Johns Hopkins Gazette: September 18, 1995

Courses Let Students Develop Digital Educational Software


Emil Venere
-----------------------------------
Homewood News and Information


     Innovative educational software packages promise to add a
new dimension to teaching; but Hopkins students won't just be
using the applications, they are creating them.

     Picture this: instead of simply reading a play, students
compare scenes from different theatrical productions of the same
work, examine costume and set designs, and then study the social
climate surrounding the time the play was written. They do all of
this simply by clicking on a few icons.

     Suddenly, the play comes alive, adding more depth and
opening up a whole new world for students not fortunate enough to
regularly enjoy the theater.

     In the realm of science, biology students "dissect" an
animal and perform a range of experiments by using an interactive
CD that provides the finest details of laboratory procedures and
techniques.

     The students don laboratory gloves and operate various
apparatuses. They pose questions and explore hypotheses in their
simulated lab, supplementing far more expensive and
time-consuming actual lab studies.

     Such software packages will be available soon. Hopkins
students ought to know; they are creating these applications in
two multimedia courses, and then they are actually making
marketable CDs through the university's Center for Digital Media
Research and Development.

     The result: students are producing a Digital Drama Series
that has already attracted national attention and $153,000 in
grant money.

     "The ultimate goal is for the student to be able to sit in
front of a computer, ask a question and get an answer," senior
Joseph Hanna said. "They should be able to ask and explore and
use the computer as a tool."

     Hanna was a sophomore when he took Harry Goldberg's
Applications in Multimedia course. In just one semester he
developed the prototype for an interactive neurosciences
laboratory.

     Projects like Hanna's are more than an educational exercise
for Goldberg's pupils. They represent a needed change in the
direction of educational software, said Goldberg, a biophysicist
at the Zanvyl Krieger Mind/Brain Institute.

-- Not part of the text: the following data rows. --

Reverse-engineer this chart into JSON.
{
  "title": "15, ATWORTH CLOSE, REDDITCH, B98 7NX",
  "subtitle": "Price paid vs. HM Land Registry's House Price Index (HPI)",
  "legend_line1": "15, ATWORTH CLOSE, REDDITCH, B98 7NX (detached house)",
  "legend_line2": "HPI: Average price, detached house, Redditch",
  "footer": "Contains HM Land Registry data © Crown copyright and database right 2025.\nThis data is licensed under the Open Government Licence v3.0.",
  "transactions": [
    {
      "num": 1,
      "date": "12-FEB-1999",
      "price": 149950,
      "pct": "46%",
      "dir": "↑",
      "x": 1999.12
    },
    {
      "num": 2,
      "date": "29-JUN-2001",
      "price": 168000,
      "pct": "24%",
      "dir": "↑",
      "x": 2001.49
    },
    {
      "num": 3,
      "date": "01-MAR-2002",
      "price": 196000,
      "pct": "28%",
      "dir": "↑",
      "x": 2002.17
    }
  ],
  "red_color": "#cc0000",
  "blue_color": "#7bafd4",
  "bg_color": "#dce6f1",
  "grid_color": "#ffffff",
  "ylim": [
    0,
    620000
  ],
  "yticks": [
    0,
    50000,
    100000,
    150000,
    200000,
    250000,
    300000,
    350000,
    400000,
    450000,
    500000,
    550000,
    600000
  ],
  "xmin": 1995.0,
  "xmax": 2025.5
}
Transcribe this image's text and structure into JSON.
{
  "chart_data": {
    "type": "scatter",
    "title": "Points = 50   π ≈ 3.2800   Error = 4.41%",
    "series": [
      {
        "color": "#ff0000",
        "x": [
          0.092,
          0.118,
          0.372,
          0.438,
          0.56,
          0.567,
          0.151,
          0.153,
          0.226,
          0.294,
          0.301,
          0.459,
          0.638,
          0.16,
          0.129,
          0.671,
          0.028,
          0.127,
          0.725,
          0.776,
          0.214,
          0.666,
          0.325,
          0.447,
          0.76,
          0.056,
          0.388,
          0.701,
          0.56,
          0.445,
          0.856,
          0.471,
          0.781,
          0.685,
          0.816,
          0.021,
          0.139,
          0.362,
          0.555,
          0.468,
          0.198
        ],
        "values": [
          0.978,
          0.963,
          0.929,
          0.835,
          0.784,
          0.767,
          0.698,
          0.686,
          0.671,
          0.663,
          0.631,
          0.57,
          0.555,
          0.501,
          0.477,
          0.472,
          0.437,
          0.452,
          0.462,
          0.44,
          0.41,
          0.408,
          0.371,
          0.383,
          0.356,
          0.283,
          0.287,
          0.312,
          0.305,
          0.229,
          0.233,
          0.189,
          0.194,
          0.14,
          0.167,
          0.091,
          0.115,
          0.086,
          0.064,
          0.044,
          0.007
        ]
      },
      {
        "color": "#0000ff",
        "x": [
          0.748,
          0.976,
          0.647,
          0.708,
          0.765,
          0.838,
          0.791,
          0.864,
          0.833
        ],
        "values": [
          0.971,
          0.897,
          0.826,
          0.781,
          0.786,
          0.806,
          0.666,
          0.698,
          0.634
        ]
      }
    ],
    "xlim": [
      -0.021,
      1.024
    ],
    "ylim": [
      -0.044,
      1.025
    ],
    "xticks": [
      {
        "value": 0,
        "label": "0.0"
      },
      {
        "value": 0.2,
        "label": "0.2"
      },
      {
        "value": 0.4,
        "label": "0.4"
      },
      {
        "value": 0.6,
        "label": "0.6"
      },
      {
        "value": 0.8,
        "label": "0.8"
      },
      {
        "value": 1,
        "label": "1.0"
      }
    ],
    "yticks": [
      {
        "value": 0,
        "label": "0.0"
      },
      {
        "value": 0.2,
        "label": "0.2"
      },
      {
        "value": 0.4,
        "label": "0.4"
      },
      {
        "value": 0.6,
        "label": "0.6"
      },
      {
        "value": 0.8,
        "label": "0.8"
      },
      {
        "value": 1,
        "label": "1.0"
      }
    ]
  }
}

     "I'm reluctant to support or recommend most of the
educational software available today," he said. "It's usually
poorly conceived and terribly short on content. Often the
software is little more than a textbook converted to CD."

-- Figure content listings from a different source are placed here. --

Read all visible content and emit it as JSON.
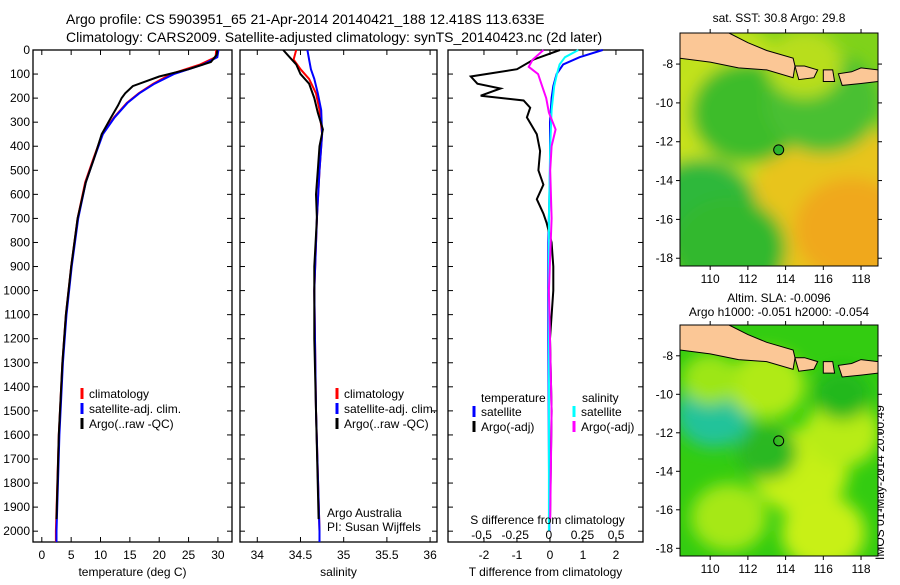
{
  "header": {
    "line1": "Argo profile: CS 5903951_65 21-Apr-2014 20140421_188 12.418S 113.633E",
    "line2": "Climatology: CARS2009. Satellite-adjusted climatology: synTS_20140423.nc (2d later)"
  },
  "chart_data": [
    {
      "type": "line",
      "id": "temperature",
      "xlabel": "temperature (deg C)",
      "ylabel": "",
      "xlim": [
        -1.5,
        32.4
      ],
      "ylim": [
        2045,
        0
      ],
      "xticks": [
        0,
        5,
        10,
        15,
        20,
        25,
        30
      ],
      "yticks": [
        0,
        100,
        200,
        300,
        400,
        500,
        600,
        700,
        800,
        900,
        1000,
        1100,
        1200,
        1300,
        1400,
        1500,
        1600,
        1700,
        1800,
        1900,
        2000
      ],
      "legend": [
        "climatology",
        "satellite-adj. clim.",
        "Argo(..raw -QC)"
      ],
      "legend_position": "lower-center",
      "series": [
        {
          "name": "climatology",
          "color": "#ff0000",
          "depth": [
            0,
            30,
            60,
            100,
            140,
            180,
            220,
            280,
            350,
            450,
            550,
            700,
            900,
            1100,
            1300,
            1600,
            2000,
            2045
          ],
          "values": [
            29.7,
            29.6,
            27,
            22,
            19,
            16.5,
            14.5,
            12.3,
            10.3,
            8.8,
            7.4,
            6.1,
            5,
            4.1,
            3.5,
            2.9,
            2.4,
            2.4
          ]
        },
        {
          "name": "satellite-adj. clim.",
          "color": "#0000ff",
          "depth": [
            0,
            30,
            60,
            100,
            140,
            180,
            220,
            280,
            350,
            450,
            550,
            700,
            900,
            1100,
            1300,
            1600,
            2000,
            2045
          ],
          "values": [
            30.1,
            29.9,
            27.5,
            22.5,
            19.2,
            16.6,
            14.6,
            12.4,
            10.4,
            8.9,
            7.5,
            6.2,
            5.1,
            4.2,
            3.6,
            3,
            2.5,
            2.5
          ]
        },
        {
          "name": "Argo(..raw -QC)",
          "color": "#000000",
          "depth": [
            0,
            20,
            50,
            80,
            110,
            150,
            180,
            200,
            230,
            280,
            350,
            450,
            550,
            700,
            900,
            1100,
            1300,
            1600,
            1950
          ],
          "values": [
            29.9,
            29.8,
            28.8,
            25,
            20,
            15.5,
            14.2,
            13.6,
            13,
            11.8,
            10.2,
            8.9,
            7.5,
            6.1,
            5,
            4.1,
            3.5,
            2.9,
            2.5
          ]
        }
      ]
    },
    {
      "type": "line",
      "id": "salinity",
      "xlabel": "salinity",
      "xlim": [
        33.8,
        36.08
      ],
      "ylim": [
        2045,
        0
      ],
      "xticks": [
        34,
        34.5,
        35,
        35.5,
        36
      ],
      "legend": [
        "climatology",
        "satellite-adj. clim.",
        "Argo(..raw -QC)"
      ],
      "legend_position": "lower-center",
      "annotation": [
        "Argo Australia",
        "PI: Susan Wijffels"
      ],
      "series": [
        {
          "name": "climatology",
          "color": "#ff0000",
          "depth": [
            0,
            40,
            80,
            120,
            180,
            250,
            350,
            500,
            700,
            1000,
            1500,
            2000,
            2045
          ],
          "values": [
            34.45,
            34.42,
            34.5,
            34.6,
            34.68,
            34.72,
            34.75,
            34.72,
            34.69,
            34.66,
            34.68,
            34.72,
            34.72
          ]
        },
        {
          "name": "satellite-adj. clim.",
          "color": "#0000ff",
          "depth": [
            0,
            40,
            80,
            120,
            180,
            250,
            350,
            500,
            700,
            1000,
            1500,
            2000,
            2045
          ],
          "values": [
            34.58,
            34.6,
            34.62,
            34.66,
            34.7,
            34.74,
            34.75,
            34.72,
            34.69,
            34.66,
            34.68,
            34.72,
            34.72
          ]
        },
        {
          "name": "Argo(..raw -QC)",
          "color": "#000000",
          "depth": [
            0,
            20,
            60,
            100,
            140,
            200,
            260,
            330,
            400,
            500,
            600,
            700,
            900,
            1200,
            1500,
            1950
          ],
          "values": [
            34.3,
            34.35,
            34.45,
            34.5,
            34.6,
            34.66,
            34.7,
            34.76,
            34.72,
            34.7,
            34.68,
            34.69,
            34.66,
            34.66,
            34.68,
            34.71
          ]
        }
      ]
    },
    {
      "type": "line",
      "id": "differences",
      "xlabel": "T difference from climatology",
      "xlabel2": "S difference from climatology",
      "xlim": [
        -3.09,
        2.82
      ],
      "xlim_s": [
        -0.75,
        0.7
      ],
      "ylim": [
        2045,
        0
      ],
      "xticks": [
        -2,
        -1,
        0,
        1,
        2
      ],
      "xticks_s": [
        -0.5,
        -0.25,
        0,
        0.25,
        0.5
      ],
      "legend_temperature": {
        "title": "temperature",
        "items": [
          "satellite",
          "Argo(-adj)"
        ]
      },
      "legend_salinity": {
        "title": "salinity",
        "items": [
          "satellite",
          "Argo(-adj)"
        ]
      },
      "series": [
        {
          "name": "temperature satellite",
          "axis": "T",
          "color": "#0000ff",
          "depth": [
            0,
            30,
            60,
            100,
            150,
            200,
            300,
            500,
            800,
            1200,
            2000
          ],
          "values": [
            1.6,
            0.9,
            0.4,
            0.2,
            0.1,
            0.05,
            0,
            0,
            -0.05,
            -0.05,
            -0.02
          ]
        },
        {
          "name": "temperature Argo(-adj)",
          "axis": "T",
          "color": "#000000",
          "depth": [
            0,
            40,
            80,
            110,
            140,
            160,
            190,
            210,
            240,
            280,
            350,
            420,
            500,
            560,
            620,
            680,
            720,
            800,
            900,
            1000,
            1200,
            1500,
            1950
          ],
          "values": [
            0.3,
            -0.5,
            -1,
            -2.4,
            -2.2,
            -1.5,
            -2.1,
            -0.8,
            -0.6,
            -0.7,
            -0.4,
            -0.3,
            -0.35,
            -0.2,
            -0.4,
            -0.2,
            -0.1,
            0.05,
            0.1,
            0.1,
            0,
            0.05,
            0
          ]
        },
        {
          "name": "salinity satellite",
          "axis": "S",
          "color": "#00ffff",
          "depth": [
            0,
            30,
            60,
            100,
            150,
            250,
            400,
            700,
            1000,
            1500,
            2000
          ],
          "values": [
            0.22,
            0.12,
            0.08,
            0.06,
            0.04,
            0.02,
            0.01,
            0,
            0,
            0,
            0
          ]
        },
        {
          "name": "salinity Argo(-adj)",
          "axis": "S",
          "color": "#ff00ff",
          "depth": [
            0,
            40,
            70,
            100,
            150,
            200,
            260,
            330,
            400,
            500,
            700,
            1000,
            1500,
            1950
          ],
          "values": [
            -0.04,
            -0.12,
            -0.15,
            -0.08,
            -0.05,
            -0.02,
            0,
            0.05,
            0.02,
            0.01,
            0.02,
            0,
            0.02,
            0.01
          ]
        }
      ]
    },
    {
      "type": "heatmap",
      "id": "sst-map",
      "title": "sat. SST: 30.8  Argo: 29.8",
      "xlim": [
        108.4,
        118.9
      ],
      "ylim": [
        -18.4,
        -6.4
      ],
      "xticks": [
        110,
        112,
        114,
        116,
        118
      ],
      "yticks": [
        -8,
        -10,
        -12,
        -14,
        -16,
        -18
      ],
      "profile_location": [
        113.633,
        -12.418
      ]
    },
    {
      "type": "heatmap",
      "id": "sla-map",
      "title1": "Altim. SLA: -0.0096",
      "title2": "Argo h1000: -0.051 h2000: -0.054",
      "xlim": [
        108.4,
        118.9
      ],
      "ylim": [
        -18.4,
        -6.4
      ],
      "xticks": [
        110,
        112,
        114,
        116,
        118
      ],
      "yticks": [
        -8,
        -10,
        -12,
        -14,
        -16,
        -18
      ],
      "profile_location": [
        113.633,
        -12.418
      ]
    }
  ],
  "footer": {
    "timestamp": "IMOS 01-May-2014 20:00:49"
  }
}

     Goldberg began teaching his Applications of Interactive
Multimedia course for undergraduates two years ago. It soon
became apparent to him that the Hopkins campus harbors an
untapped resource of creative minds. Last fall he started
teaching a second multimedia course, called Multimedia Computing,
a more project-oriented version of the first course.

     At the same time, he and English professor Jerome
Christensen teamed up to form the Center for Digital Media
Research and Development.

     Soon Christensen, currently chairman of the English
Department, recruited Humanities Center graduate student Michael
Kohler, who had background in drama as an undergraduate. Last
spring students in the Multimedia Computing course worked with
Kohler, Christensen and Goldberg to develop the prototype for the
first in a series of digital drama educational CDs.

     Their prototype, based on Henrik Ibsen's play A Doll's
House, earned them a $58,000 grant from the Annenberg Corporation
for Public Broadcasting Project. Since then the digital media
center has nearly completed that software, which is intended for
college and advanced high school students. It will be marketed
early in 1996 through Annenberg and Johns Hopkins' Center for
Talented Youth, Christensen said, with the aim of bringing in
money for future projects.

     On the strength of that work, the center has received a
$95,000 grant from the National Endowment for the Human-ities to
continue the series with an instructional software package based
on Lorraine Hansberry's Raisin in the Sun.

     Perhaps the most critical aspect about the technology is
that students don't need to be computer experts to create such
educational applications. That's the beauty of it; software is
getting so powerful that multimedia courses can be truly
multidisciplinary, with humanities and science majors working
together on projects. 

     "Ten years ago a course like this would have been extremely
difficult to offer," Goldberg said. "The tools available today
facilitate the creative presentation of complex ideas.

     "We are developing new ways of presenting information. In
fact, our students are writing and developing software that will
be used by others in educational institutions worldwide."

     In addition to drawing out the creativity of Hopkins
students, the projects are teaching them valuable lessons.

     When students become the developers, they establish an
entirely new perspective on their role in the learning process.
Undergraduates taking Goldberg's two multimedia courses are
suddenly thrust into the role of teacher, which forces them to
gain a deeper understanding of the material, Hanna said.

     "My whole life I've been the student," said Hanna, 21, who
is from Sterling, Mass. "Now you have to learn to go around the
other side of the desk, understand how to take that chunk of
information, break it down into smaller, understandable pieces,
and pass that on to somebody else who has no idea what you are
talking about."

     The course reminded him of independent study, with the
teacher serving as an adviser of sorts and fellow students as
colleagues, said Hanna, who plans to attend medical school.

     "In class there was a lot of brainstorming and critiquing,"
he said. "This was the first course I had taken that brought up
the multimedia topic, much different from the mundane programming
courses you ordinarily see in college."